Some say “Happy Valentine's Day” and hustle around the mall. Others call it Single Awareness Day.
Either way people were out in full force giving up their sweat and dollars just to showcase their love. Known as the day of romance, Valentines Day and its traditions go back as early as the first century. It began as a Christian holiday to honor the life of Saint Valentinus. According to legend, he was imprisoned for helping Christians and eventually martyred for his faith. But Valentinus sent out one of the first love letters from prison and signed it, “From your Valentine.”
It's now become a day for romantics to express their feelings through flowers, candy or what are now known as Valentine cards. But it's also become a multi-billion dollar business and the source of angst for some.
“I thought it was going to be kind of hard but I spent $9.75,” said Diane Byker, who was shopping for her husband. “I think he's going to love it.”

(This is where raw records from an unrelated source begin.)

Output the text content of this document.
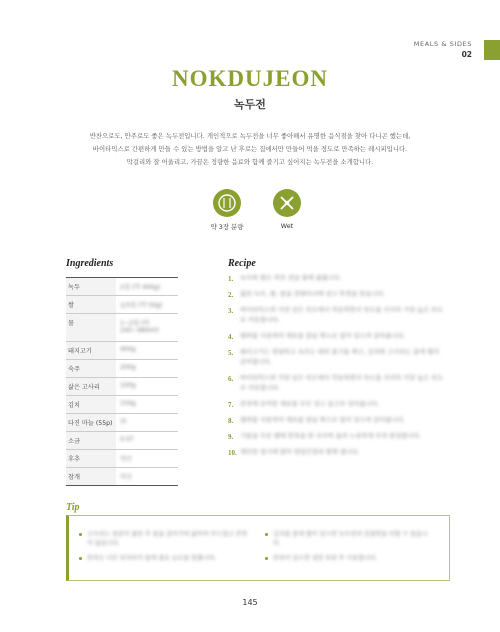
MEALS & SIDES
02
NOKDUJEON
녹두전
반찬으로도, 안주로도 좋은 녹두전입니다. 개인적으로 녹두전을 너무 좋아해서 유명한 음식점을 찾아 다니곤 했는데,
바이타믹스로 간편하게 만들 수 있는 방법을 알고 난 후로는 집에서만 만들어 먹을 정도로 만족하는 레시피입니다.
막걸리와 잘 어울리고, 가끔은 정량한 음료와 함께 즐기고 싶어지는 녹두전을 소개합니다.
약 3장 분량	Wet
Ingredients
녹두	2컵 (약 400g)
쌀	1/3컵 (약 50g)
물	1~2컵 (약 240~480ml)
돼지고기	400g
숙주	200g
삶은 고사리	100g
김치	150g
다진 마늘 (55p)	1t
소금	0.5T
후추	약간
참개	약간
Recipe
1.	녹두와 쌀은 하루 전날 물에 불립니다.
2.	불린 녹두, 쌀, 물을 컨테이너에 넣고 뚜껑을 닫습니다.
3.	바이타믹스의 가장 낮은 속도에서 작동하면서 속도를 서서히 가장 높은 속도로 이동합니다.
4.	탬퍼를 사용하여 재료를 칼날 쪽으로 밀어 넣으며 갈아줍니다.
5.	돼지고기는 양념하고 숙주는 데쳐 물기를 짜고, 김치와 고사리는 잘게 썰어 준비합니다.
6.	바이타믹스의 가장 낮은 속도에서 작동하면서 속도를 서서히 가장 높은 속도로 이동합니다.
7.	반죽에 준비한 재료를 모두 넣고 골고루 섞어줍니다.
8.	탬퍼를 사용하여 재료를 칼날 쪽으로 밀어 넣으며 갈아줍니다.
9.	기름을 두른 팬에 반죽을 한 국자씩 올려 노릇하게 부쳐 완성합니다.
10. 깨끗한 접시에 담아 양념간장과 함께 냅니다.
Tip
고사리는 충분히 불린 후 물을 갈아가며 삶아야 부드럽고 쓴맛이 없습니다.
반죽은 너무 되직하지 않게 물로 농도를 맞춥니다.
김치를 잘게 썰어 넣으면 녹두전의 감칠맛을 더할 수 있습니다.
반죽이 남으면 냉장 보관 후 사용합니다.
145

Meanwhile others were just scratching their heads. “Sometimes it kind of frustrating I would say,” said Wesley Flowers, who was Valentine’s shopping. “You don't know what they are thinking or they what they may want. They always say well surprise me; we are not mind readers.”

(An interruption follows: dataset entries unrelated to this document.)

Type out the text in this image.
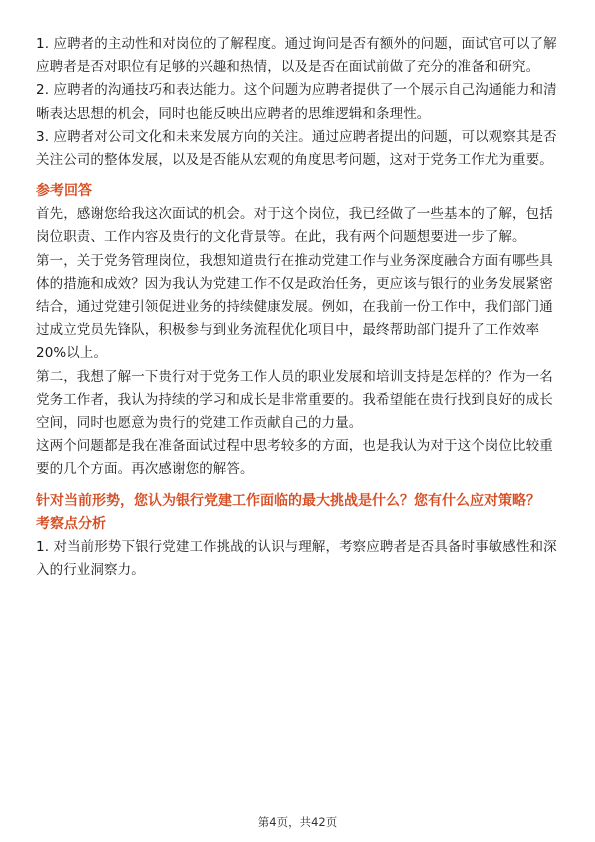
1. 应聘者的主动性和对岗位的了解程度。通过询问是否有额外的问题，面试官可以了解应聘者是否对职位有足够的兴趣和热情，以及是否在面试前做了充分的准备和研究。

2. 应聘者的沟通技巧和表达能力。这个问题为应聘者提供了一个展示自己沟通能力和清晰表达思想的机会，同时也能反映出应聘者的思维逻辑和条理性。

3. 应聘者对公司文化和未来发展方向的关注。通过应聘者提出的问题，可以观察其是否关注公司的整体发展，以及是否能从宏观的角度思考问题，这对于党务工作尤为重要。

参考回答

首先，感谢您给我这次面试的机会。对于这个岗位，我已经做了一些基本的了解，包括岗位职责、工作内容及贵行的文化背景等。在此，我有两个问题想要进一步了解。

第一，关于党务管理岗位，我想知道贵行在推动党建工作与业务深度融合方面有哪些具体的措施和成效？因为我认为党建工作不仅是政治任务，更应该与银行的业务发展紧密结合，通过党建引领促进业务的持续健康发展。例如，在我前一份工作中，我们部门通过成立党员先锋队，积极参与到业务流程优化项目中，最终帮助部门提升了工作效率20%以上。

第二，我想了解一下贵行对于党务工作人员的职业发展和培训支持是怎样的？作为一名党务工作者，我认为持续的学习和成长是非常重要的。我希望能在贵行找到良好的成长空间，同时也愿意为贵行的党建工作贡献自己的力量。

这两个问题都是我在准备面试过程中思考较多的方面，也是我认为对于这个岗位比较重要的几个方面。再次感谢您的解答。

针对当前形势，您认为银行党建工作面临的最大挑战是什么？您有什么应对策略？
考察点分析

1. 对当前形势下银行党建工作挑战的认识与理解，考察应聘者是否具备时事敏感性和深入的行业洞察力。

第4页，共42页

With so many choices out there for Valentine’s Day, finding that special gift for your loved one meant you definitely had to do your homework. That’s a reason the Alaskan matchmaking service Meet Me For Lunch is turning that stress into something positive. It is urging its daters to donate clothes to the homeless.
“Valentines Day can be stressful though if you don't have a Valentine or even if you do,” said dating coach Mary Marshall. “It doesn't matter if you’re in love or not, you come down here and bring something and drop it off, it makes everybody happy.”
It's a unique way of giving, whether you're single or dating. Because, after all, love is all about taking a chance, no matter what day of the year. The average woman is expected to spend $85.76, while the average man almost doubles that shelling out a $168.74.